Итак, 11 февраля 2003 года вечером мы прилетели во Франкфурт на Майне. Нас встречал на своем микроавтобусе приятель брата жены, владелец очень крупной фирмы в Гамбурге, в которую он приглашал Феликса (брата жены) в качестве своего заместителя и компаньона. Приехали мы в Карлсруэ (распределительный пункт земли Баден-Вюртемберг). Переночевали. В 10.30 за нами приехал автобус, и нас долго везли на границу со Швейцарией в деревню Биркендорф. Точнее не в саму деревню, а км в 2-х от нее в лесу. Большой дом в два этажа. Рядом небольшой домик. Большая спортивная плщадка. Вся территория огорожена невысоким забором. Кругом лес и предгорья, а вдали видны заснеженные вершины Альп. В доме живут несколько семей беженцев из Югославии и огромная немецкая семья из Казахстана. Появилась и наша еврейская семья из Екатеринбурга. В маленьком доме жила большая семья беженцев-цыган. Время обустройства и ознакомления отвлекало меня от разных мыслей. Чтобы не раскиснуть я стал по утрам заниматься по 1,5-2 часа гимнастикой, ознакамливался с местностью. Ходил в деревню. В нашем понимании это не деревня, а отличный городок, с разноэтажными красивыми частными домами, с прекрасно ухоженными приусадебными участками, магазинами, кафетериями, рестораном, стадионом, спортивными площадками для детей, красивой церковью. Болела душа за нашу российскую неустроенность и бедность. И вот 19 апреля я почувствовал себя очень плохо. Прокантовался кое-как до утра. Вызвали скорую и меня отвезли в больницу в районный центр Вальдсхут-Тинген. Обнаружили рак простаты. Пробыл я в больнице почти до конца мая. Меня “отпустили на волю“, но под строгим нблюдением врачей. Пока я лежал в больнице, у меня было время, чтобы многое вспомнить, проанализировать, обобщить и сделать выводы. А выводы были неутешительные, потому что в творческом и материальном плане я остался ни с чем. Огромный объем выполненных разработок мне недоступен. Там, в Екатеринбурге, остался внук с семьей, дело, которым я занимался и которое давало возможность как-то существовать. Я привык работать и помогать близким и родным людям. Там остался большой круг знакомых, друзей, приятелей, к которым можно было прийти, позвонить, пообщаться. А здесь без знания языка, без знакомых, без какой-либо информации, без дела. Наступило мрачное настроение. И его надо было кому-то излить. Я начал писать, о чем болела душа, в конце мая 2003-го года в Биркендорфе, а закончил письмо в ноябре, уже во Фрайбурге. Получилсь исповедь, которую я тебе и отправляю.

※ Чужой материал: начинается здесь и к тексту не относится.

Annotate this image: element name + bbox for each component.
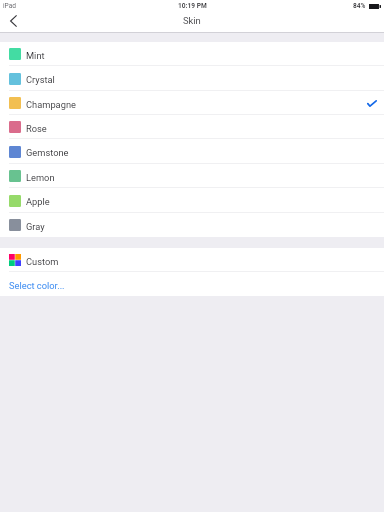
staticText: Lemon	[26, 172, 55, 183]
staticText: Rose	[26, 123, 47, 134]
staticText: iPad	[3, 2, 17, 10]
staticText: 84%	[353, 2, 366, 10]
button[interactable]: Mint	[0, 42, 384, 66]
button[interactable]: Crystal	[0, 66, 384, 91]
staticText: Custom	[26, 256, 59, 267]
button[interactable]: Champagne	[0, 91, 384, 115]
staticText: Crystal	[26, 74, 55, 85]
button[interactable]: Select color...	[0, 272, 384, 296]
button[interactable]: Apple	[0, 188, 384, 213]
button[interactable]: Rose	[0, 115, 384, 139]
button[interactable]: Gemstone	[0, 139, 384, 164]
staticText: Champagne	[26, 99, 76, 110]
staticText: Gray	[26, 221, 45, 232]
staticText: Mint	[26, 50, 45, 61]
staticText: Apple	[26, 196, 50, 207]
button[interactable]: Gray	[0, 213, 384, 237]
button[interactable]: Lemon	[0, 164, 384, 188]
staticText: Select color...	[9, 280, 65, 291]
staticText: 10:19 PM	[178, 2, 207, 10]
button[interactable]: Custom	[0, 248, 384, 272]
button[interactable]: Back	[0, 12, 26, 32]
staticText: Gemstone	[26, 147, 69, 158]
staticText: Skin	[183, 15, 201, 26]
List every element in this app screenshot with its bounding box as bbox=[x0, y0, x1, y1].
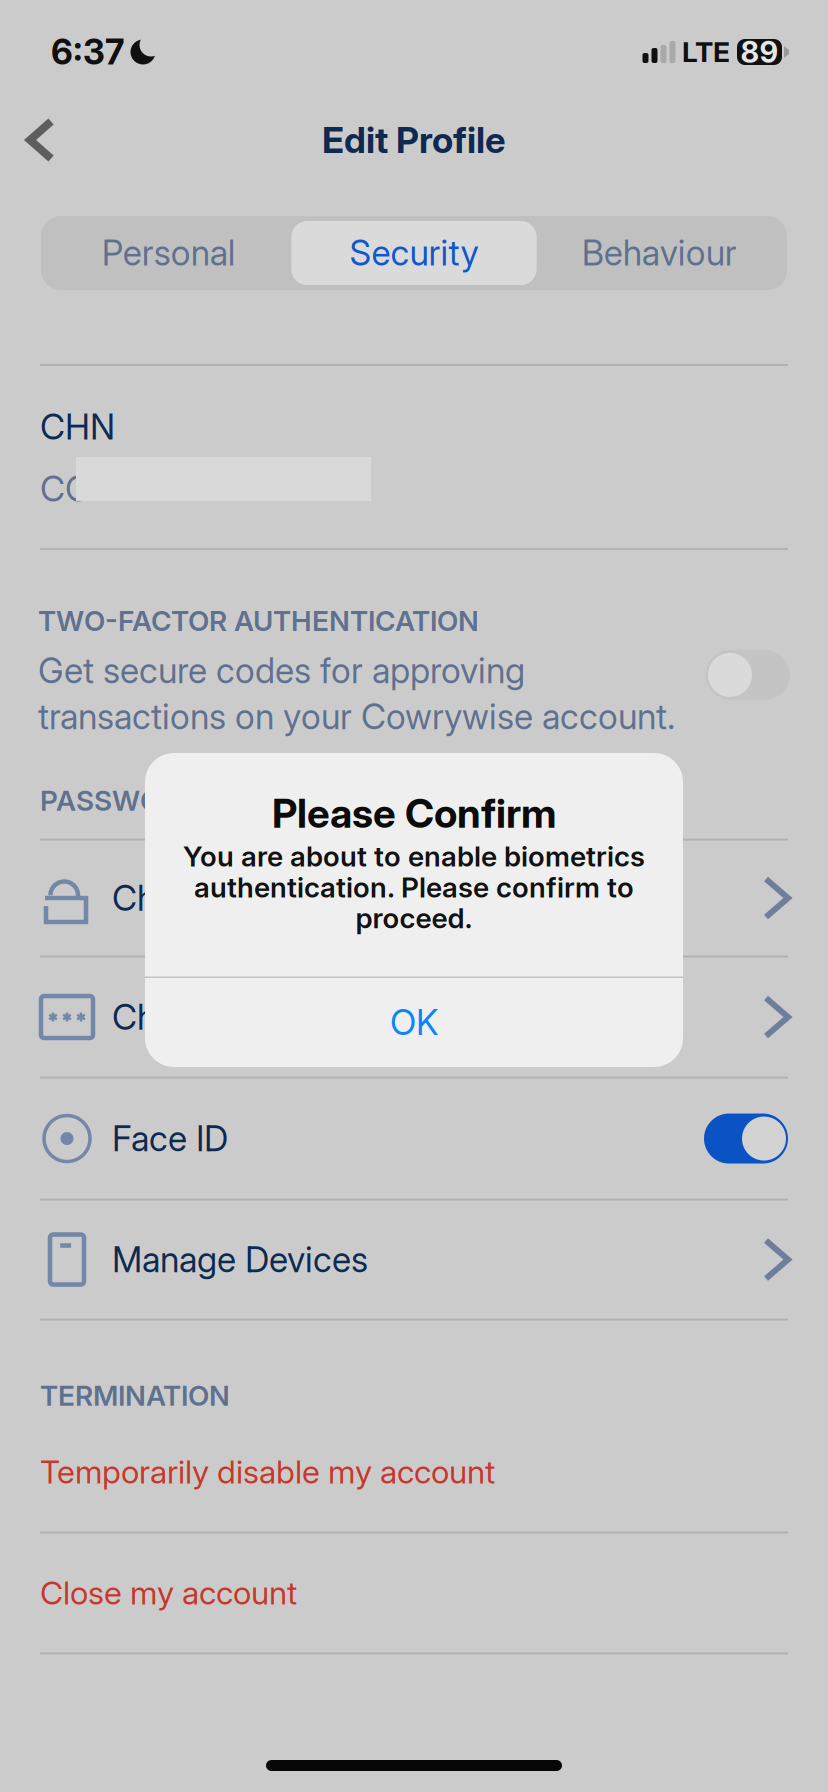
staticText: CHN bbox=[40, 406, 115, 448]
staticText: Close my account bbox=[40, 1574, 297, 1612]
button[interactable]: Close my account bbox=[0, 1533, 828, 1652]
staticText: TERMINATION bbox=[40, 1378, 230, 1412]
staticText: Please Confirm bbox=[272, 789, 556, 837]
staticText: Temporarily disable my account bbox=[40, 1453, 495, 1491]
staticText: transactions on your Cowrywise account. bbox=[38, 696, 675, 738]
button[interactable]: Manage Devices bbox=[0, 1200, 828, 1318]
staticText: OK bbox=[390, 1002, 438, 1043]
staticText: CO bbox=[40, 468, 91, 510]
staticText: 89 bbox=[740, 34, 778, 70]
staticText: LTE bbox=[682, 35, 730, 69]
button[interactable]: Two-factor authentication bbox=[706, 650, 790, 700]
button[interactable]: Behaviour bbox=[537, 221, 782, 285]
staticText: Get secure codes for approving bbox=[38, 650, 525, 692]
button[interactable]: OK bbox=[145, 978, 683, 1067]
staticText: Edit Profile bbox=[322, 118, 506, 162]
staticText: authentication. Please confirm to bbox=[194, 870, 634, 904]
staticText: Manage Devices bbox=[112, 1239, 368, 1280]
button[interactable]: Back bbox=[0, 106, 79, 174]
staticText: Security bbox=[350, 232, 478, 274]
staticText: Change Password bbox=[112, 877, 391, 919]
staticText: Behaviour bbox=[582, 232, 737, 274]
staticText: Personal bbox=[102, 232, 236, 274]
button[interactable]: Personal bbox=[46, 221, 291, 285]
staticText: Change PIN bbox=[112, 996, 296, 1038]
staticText: You are about to enable biometrics bbox=[183, 839, 645, 873]
staticText: PASSWORD bbox=[40, 784, 199, 818]
button[interactable]: Face ID bbox=[0, 1078, 828, 1198]
staticText: TWO-FACTOR AUTHENTICATION bbox=[38, 604, 479, 638]
button[interactable]: Security bbox=[291, 221, 537, 285]
staticText: proceed. bbox=[356, 901, 472, 935]
button[interactable]: Change PIN bbox=[0, 958, 828, 1076]
staticText: Face ID bbox=[112, 1118, 228, 1160]
staticText: 6:37 bbox=[51, 31, 124, 73]
button[interactable]: Temporarily disable my account bbox=[0, 1412, 828, 1531]
button[interactable]: Change Password bbox=[0, 840, 828, 956]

У Бориса Пастернака есть такие строки:

Во всем мне хочется дойти до самой сути.
В работе, в поисках пути, в сердечной смуте.
До сущности протекших дней, до их причины
До оснований, до корней, до сердцевины.

МОЯ ИСПОВЕДЬ

Итак мы приехали в Германию на ПМЖ (постоянное место жительства). Так решили мои дочери (Лена и Наташа) вместе с Феликсом (родным братом Зины), который, как сказано выше, довольно успешно занимается бизнесом.

Помнишь нашу с Зиной свадьбу 8-го января 1955-го года на ХТЗ, на поселке Фрунзе? А в феврале у нас была защита дипломов, и мы после месячного отпуска разъехались по местам назначения. Помнишь Зининого 10-летнего худенького братика Феликса, которого я одной рукой выжимал несколько раз? Сейчас это 57-летний мужик. Рост 178 см, вес 90 кг. Кажется, что это было вчера. Время летит.

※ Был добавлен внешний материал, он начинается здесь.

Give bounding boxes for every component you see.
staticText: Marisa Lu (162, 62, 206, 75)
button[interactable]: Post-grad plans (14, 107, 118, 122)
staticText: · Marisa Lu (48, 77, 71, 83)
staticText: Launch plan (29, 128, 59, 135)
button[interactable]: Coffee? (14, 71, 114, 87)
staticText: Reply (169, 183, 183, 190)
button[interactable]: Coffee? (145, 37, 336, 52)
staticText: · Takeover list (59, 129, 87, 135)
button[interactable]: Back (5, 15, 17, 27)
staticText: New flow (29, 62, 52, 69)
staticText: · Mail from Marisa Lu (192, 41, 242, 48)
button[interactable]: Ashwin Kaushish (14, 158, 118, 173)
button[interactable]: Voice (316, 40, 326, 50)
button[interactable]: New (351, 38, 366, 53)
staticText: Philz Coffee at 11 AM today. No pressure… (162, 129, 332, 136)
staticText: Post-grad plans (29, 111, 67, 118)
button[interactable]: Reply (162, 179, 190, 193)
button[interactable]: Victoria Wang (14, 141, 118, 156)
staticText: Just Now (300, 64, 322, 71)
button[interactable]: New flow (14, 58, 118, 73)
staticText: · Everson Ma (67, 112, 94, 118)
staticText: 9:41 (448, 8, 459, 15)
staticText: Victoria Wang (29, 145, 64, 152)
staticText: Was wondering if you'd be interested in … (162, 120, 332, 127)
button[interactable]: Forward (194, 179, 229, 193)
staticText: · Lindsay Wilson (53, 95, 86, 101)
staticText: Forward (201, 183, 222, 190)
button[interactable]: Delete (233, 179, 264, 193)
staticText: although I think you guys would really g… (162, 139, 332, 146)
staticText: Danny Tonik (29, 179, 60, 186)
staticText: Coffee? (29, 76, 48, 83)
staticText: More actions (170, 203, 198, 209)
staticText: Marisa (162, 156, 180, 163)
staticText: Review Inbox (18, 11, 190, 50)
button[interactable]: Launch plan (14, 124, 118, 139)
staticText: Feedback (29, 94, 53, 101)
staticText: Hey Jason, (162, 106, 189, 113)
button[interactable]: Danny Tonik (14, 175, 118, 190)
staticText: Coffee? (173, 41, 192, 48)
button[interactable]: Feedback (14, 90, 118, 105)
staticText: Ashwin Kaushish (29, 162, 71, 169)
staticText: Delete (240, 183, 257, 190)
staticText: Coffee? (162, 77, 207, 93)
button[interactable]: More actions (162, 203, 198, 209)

Tак я попал в больницу города Вальдсхут-Тинген в связи со своим „интересным“ заболеванием. Больница расположена на берегу Рейна. Балконы в палатах выходят на сторону реки. На другом берегу Швейцария. Стоишь на балконе и видишь: внизу плавают утки, лебеди, носятся байдарочники, степенно плывут пароходы. На другом берегу работают фермеры, пасутся коровы и лошади. Дальше, у подножия гор, по автобану мчатся автомобили, а по железной дороге поезда. И все это на фоне покрытых зеленью гор, вершины котрых искрятся снегом. Идилия! Мне приходилось бывать в наших санаториях и в специальных партийных (хотя членом КПСС не был). Нет сравнения ни по обслуживанию, ни по оборудованию, ни по питанию. Более чем курорт. И все за счет социала, т.е. для меня бесплатно.

Вызвали из хайма (общежития), где проживала наша семья, Зину, собщили ей мой диагноз и предложили вместе выбрать вариант лечения. Мы выбрали операцию.

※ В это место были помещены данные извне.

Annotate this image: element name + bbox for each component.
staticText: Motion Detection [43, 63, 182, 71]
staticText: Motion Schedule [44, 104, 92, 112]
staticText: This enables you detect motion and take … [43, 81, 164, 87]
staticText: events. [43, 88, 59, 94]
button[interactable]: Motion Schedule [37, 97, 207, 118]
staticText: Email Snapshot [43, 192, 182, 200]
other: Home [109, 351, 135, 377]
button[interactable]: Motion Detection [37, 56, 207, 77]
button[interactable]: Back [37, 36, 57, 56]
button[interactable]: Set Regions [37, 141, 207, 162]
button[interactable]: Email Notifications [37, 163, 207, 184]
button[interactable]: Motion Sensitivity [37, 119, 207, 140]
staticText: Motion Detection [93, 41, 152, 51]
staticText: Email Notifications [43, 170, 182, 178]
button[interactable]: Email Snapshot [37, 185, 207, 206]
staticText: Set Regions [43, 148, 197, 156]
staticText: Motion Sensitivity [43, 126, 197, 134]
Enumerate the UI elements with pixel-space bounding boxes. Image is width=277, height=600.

Я на 60-ти летие нашего приятеля написал шуточные стихи. Там были такие строчки:

И стал теперь уж ты
На евнуха похожий,
Лишь тень страстей былых
Тебя ночами гложет.

Достаточно переправить „ты на „ я“ , „тебя“ на „меня“ и это будет обо мне.

Размышляя над содержанием этого письма, я подумал, что оно должно быть не только для тебя обо мне и решил в контексте письма вспомнить (точнее, попытатьтся вспомнить) подходы к решению тех технических и научных проблем, которые мне кажутся важными, часть которых мной решена, но, увы, доступ к ним для меня закрыт.

По распределению я был направлен на авиаприборный завод п/я115 (директор Сокольский), который расположен на Ивановке. На заводе в КБ работали наши выпускники, окончившие на 2-3 года раннее наш институт (Гена Тупало и др.). Направили меня в один из цехов в качестве технолога. Приступил к работе 1-го апреля. Так как у меня было направление с предоставлением жилья, то я записался на прием к директору. И… получил „отлуп“. После праздников я узнаю, что директор дал жилье паре молодоженов из Ленинградского приборостроительного института, которые прибыли на работу после меня. Я опять к Сокольскому. Поругался с ним. Где-то в середине мая мне приходит повестка из военкомата. Предписано через два дня явиться туда-то, иметь при себе то-то, для направления на длительные офицерские сборы в действующие авиачасти. Трое — выпускники нашего института: Леша Проуторов, капитан, прошел войну, начальник цеха на Турбинном заводе, Леша Моторненко, на год раньше окончивший институт и оставленный в аспирантуре, инженер-лейтенант, и я, младший инженер-лейтенант. Прибыли мы в часть на границе с Венгрией в город Берегово в нескольких десятках км от Мукачево.

Обстановка тяжелая. Население, особенно зажиточное, относится враждебно. По одному вечером не ходить. В части быть не позднее 22 часов. Был конец мая 1955 года, а в 1956 году в Венгрии началось восстание.

Проучились мы в Берегово 10 дней, а затем в качестве техника звена я был направлен в дйствующую часть. Обслуживал МиГ-15, МиГ-17, спарки.

Младший инженер-лейтенант Э. Басин. Г. Берегово, июнь 1955 г.

Узнал? Это Зина. Она всегда была со мной (в кармане) когда я был в Берегово.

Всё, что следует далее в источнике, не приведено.